WAV works again here, I replaced 1.8.6 with the fixed version.

stewartsiu commented 11 months ago

Neither wav nor flac works... Capture after latest pull: testswyh_flac.zip

stewartsiu commented 11 months ago

Got it to work by changing usize:MAX - 1 to usize:MAX, but the stuttering behavior is the same (I triggered stuttering by starting, stopping by Ctrl-C and starting again). Here is a capture with stuttering: testswyh_stutter.zip

dheijl commented 11 months ago

with usize:MAX you have enabled chunking again.

stewartsiu commented 11 months ago

how about MAX/2?

omoknen commented 11 months ago

I wanted to give some information because the thread is very long. I am streaming at 44.1khz/16bit and I don't have any problems. I am not sure why 48khz is a problem, but before the first update 1.8.6 I did not have a problem, and I don't have a problem after updating the first 1.8.6.

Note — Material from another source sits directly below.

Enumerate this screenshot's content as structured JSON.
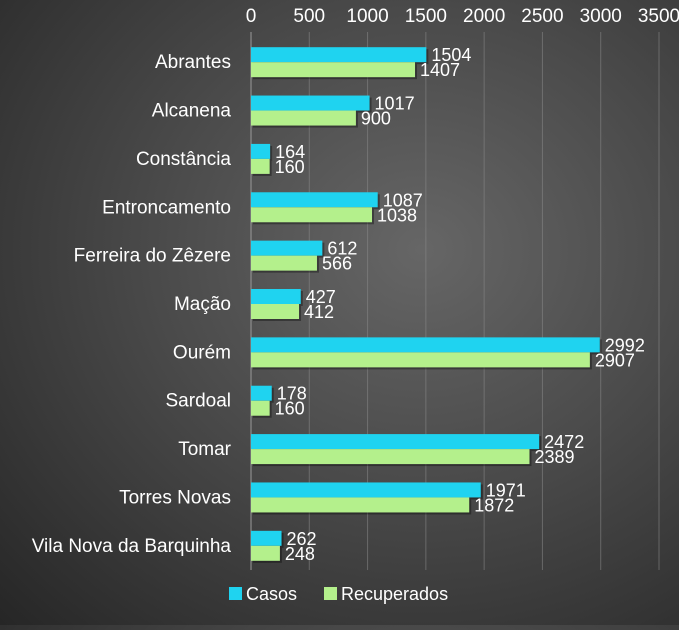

44.1Khz sampling with 16 bit is working using WAV does work for me with Sonos speakers with Inject silence using Windows 10, VB-Audio Visual Cable, MusicBee Audio Player with WASPI (shared) and output to VB-Audio Visual Cable.

dheijl commented 11 months ago

I'll try to experiment with some different values. But MAX - 2 broke WAV with mpd for some reason...

stewartsiu commented 11 months ago

Where do you read whether chunking is enabled from the sniffer trace?

dheijl commented 11 months ago

The data part of the frame starts with the chunk length encoded as ascii hex digits (8192 = 0x32 0x30 0x30 0x30) followed by 0x0d 0x0a, and ends with 0x0d 0a.

stewartsiu commented 11 months ago

Thanks! I didn't get the chance to test further as I decided to return the streamer, at least for now... If there's a way to reproduce the reliability of foobar output I'll probably buy it again.

dheijl commented 11 months ago

I'm really sorry to hear that. Anyway, I have learned that the content length header value can break streaming, I wasn't aware of that and will investigate further. Thanks for your help in trying to fix it.